O advogado-geral da União, Jorge Messias, abriu sua sabatina na CCJ do Senado com acenos ao Congresso, em meio a críticas ao ativismo judicial. A Sabatina começou nesta manhã, ainda sem votação, em Brasília.
Messias precisa de 14 votos entre 27 membros da CCJ para seguir ao plenário, onde requer 41 votos de 81. Ele sinalizou disposição de frear excessos do STF e reforçar mecanismos de freios e contrapesos.
Em seu discurso inicial, o AGU enfatizou a autocontenção da Corte, mencionando a necessidade de limitar ações que interfiram nos Poderes. Defendeu que direitos fundamentais sejam protegidos com fundamentos constitucionais sólidos.
A defesa reiterou que o método de decisão, a processualidade e a discrição ajudam a manter a confiança na instituição, distanciando-se de apelos populistas.
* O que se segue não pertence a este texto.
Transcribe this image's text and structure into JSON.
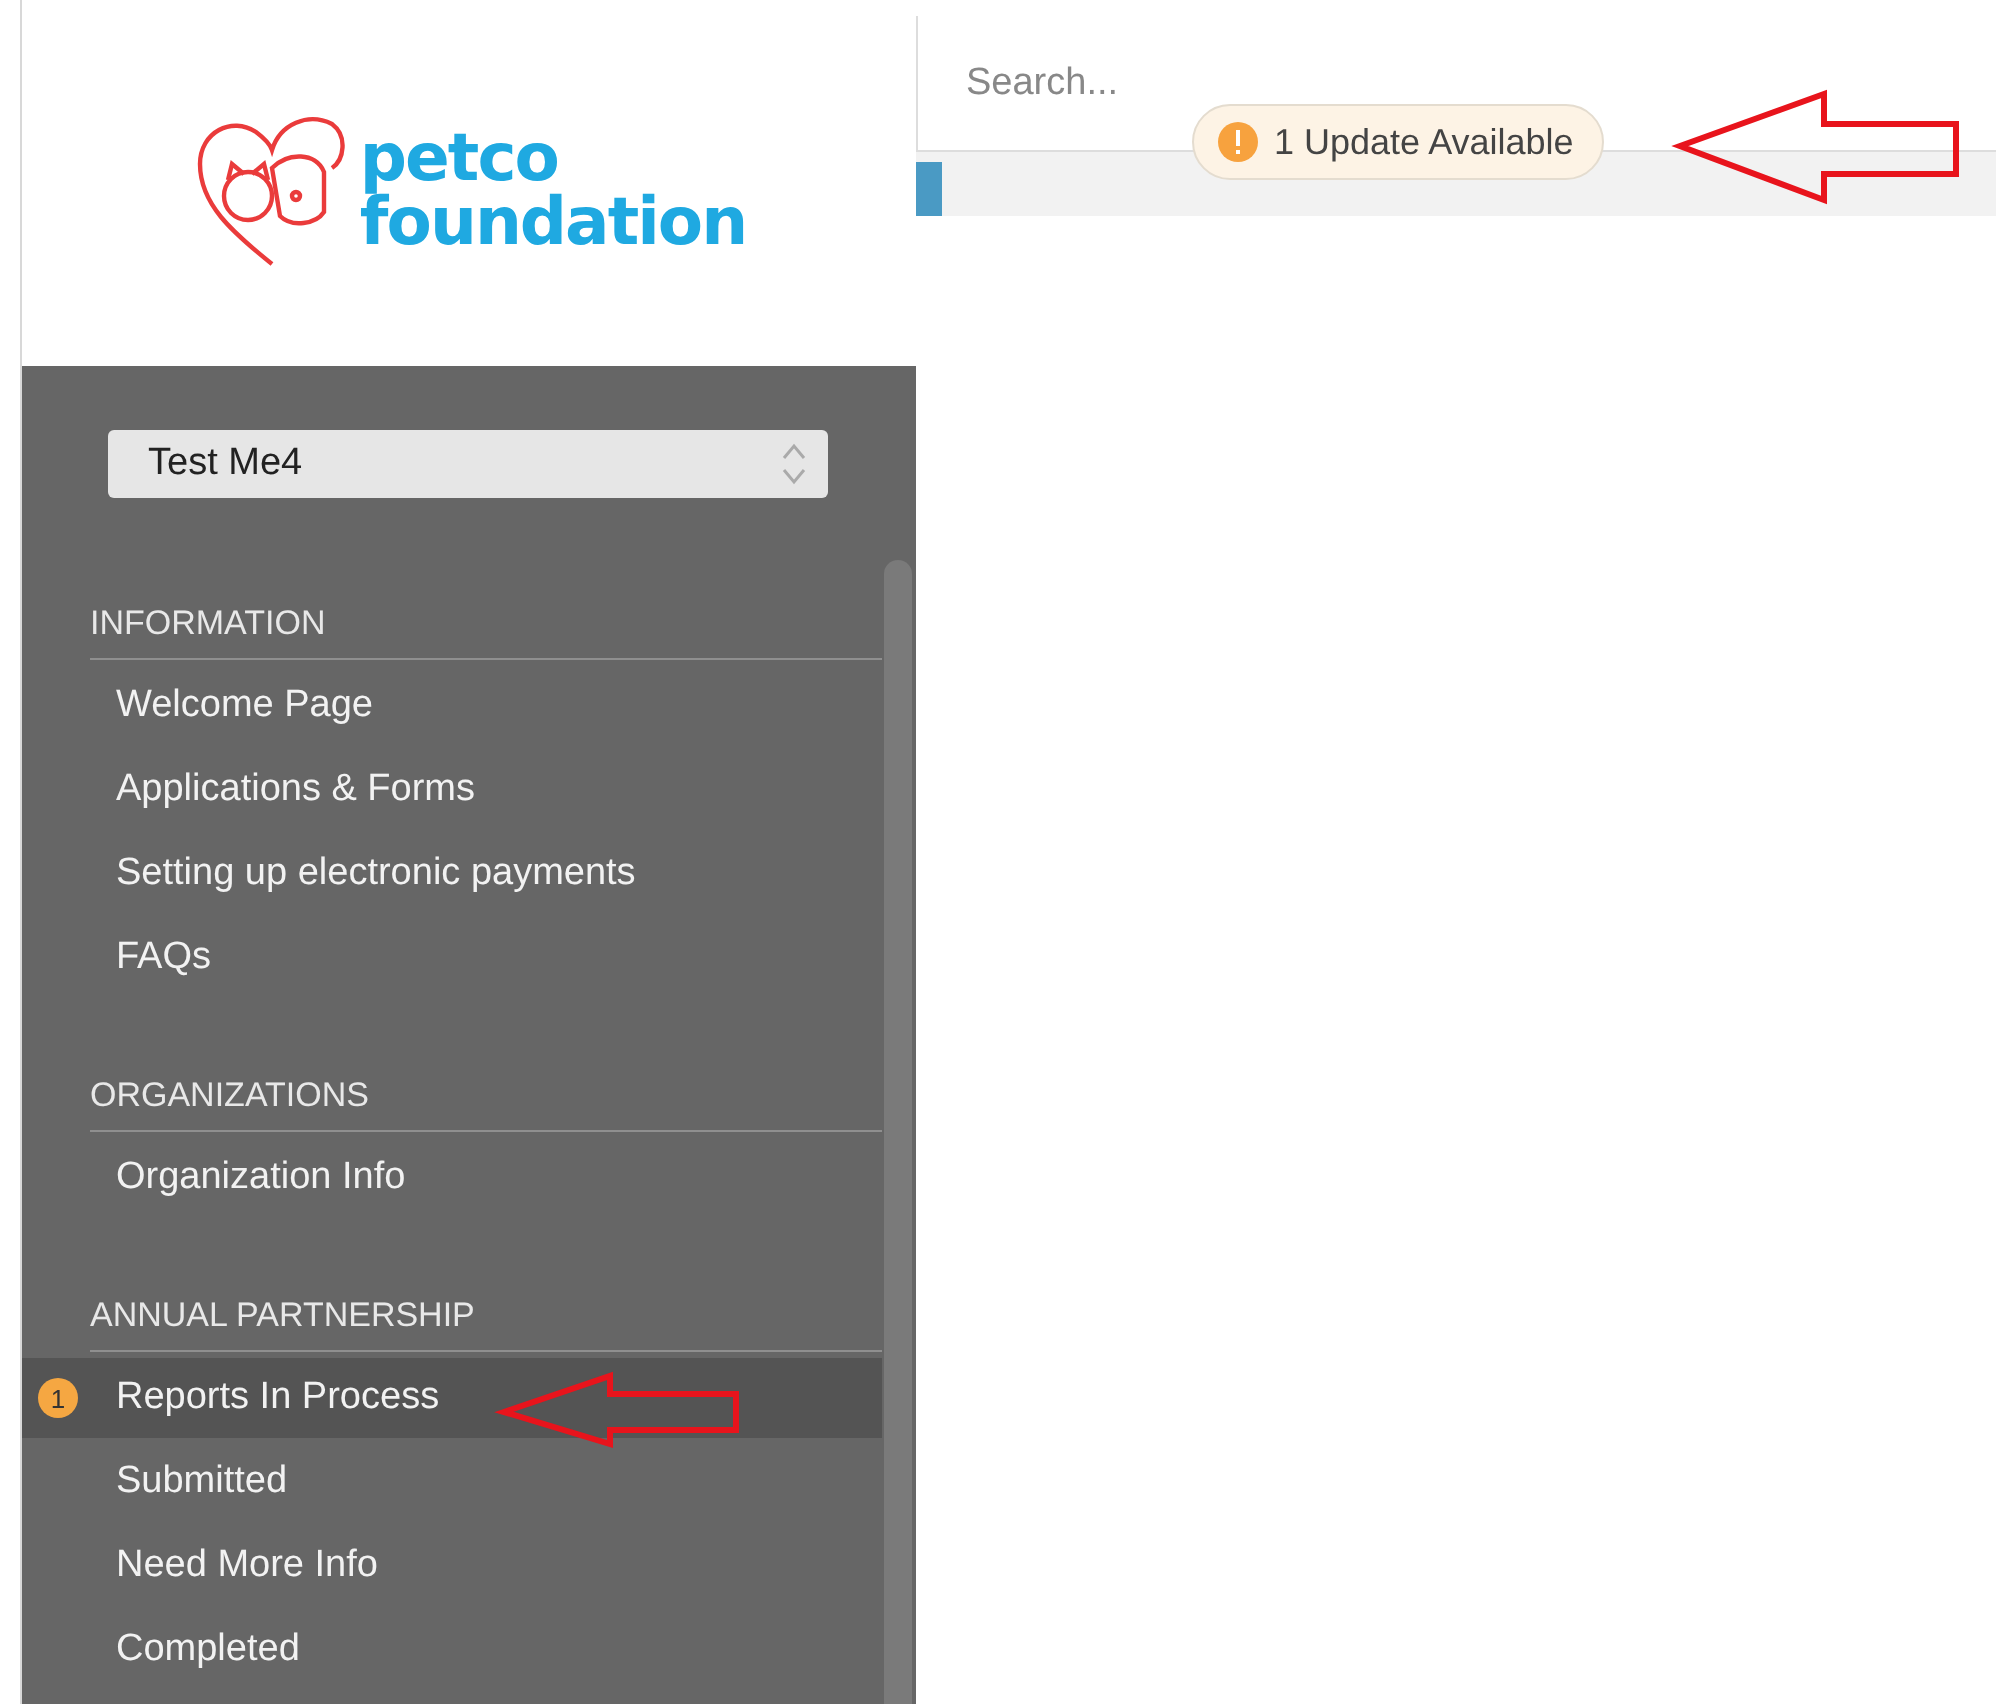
{
  "logo": {
    "lines": [
      "petco",
      "foundation"
    ]
  },
  "org_select": {
    "value": "Test Me4"
  },
  "sections": [
    {
      "title": "INFORMATION",
      "items": [
        {
          "label": "Welcome Page",
          "selected": false
        },
        {
          "label": "Applications & Forms",
          "selected": false
        },
        {
          "label": "Setting up electronic payments",
          "selected": false
        },
        {
          "label": "FAQs",
          "selected": false
        }
      ]
    },
    {
      "title": "ORGANIZATIONS",
      "items": [
        {
          "label": "Organization Info",
          "selected": false
        }
      ]
    },
    {
      "title": "ANNUAL PARTNERSHIP",
      "items": [
        {
          "label": "Reports In Process",
          "selected": true,
          "badge": "1"
        },
        {
          "label": "Submitted",
          "selected": false
        },
        {
          "label": "Need More Info",
          "selected": false
        },
        {
          "label": "Completed",
          "selected": false
        }
      ]
    }
  ],
  "search": {
    "placeholder": "Search..."
  },
  "update_notice": {
    "text": "1 Update Available"
  }
}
Messias reforçou a importância da jurisprudência colegiada para evitar percepções de politização.
Durante a oitiva, senadores questionaram a ideia de ativismo judicial. O relator Weverton Rocha, entre outros, sondaram limites da atuação do STF e a possibilidade de maior clareza institucional. Messias manteve posição de autocontenção e respeito à separação de poderes.
O ministro avaliou ainda a relação entre os Poderes e a necessidade de diálogo institucional. Disse que medidas para aperfeiçoar o Judiciário devem contar com apoio do governo e do Legislativo, destacando a legitimidade de amplos pedidos de impeachment previstos na Constituição.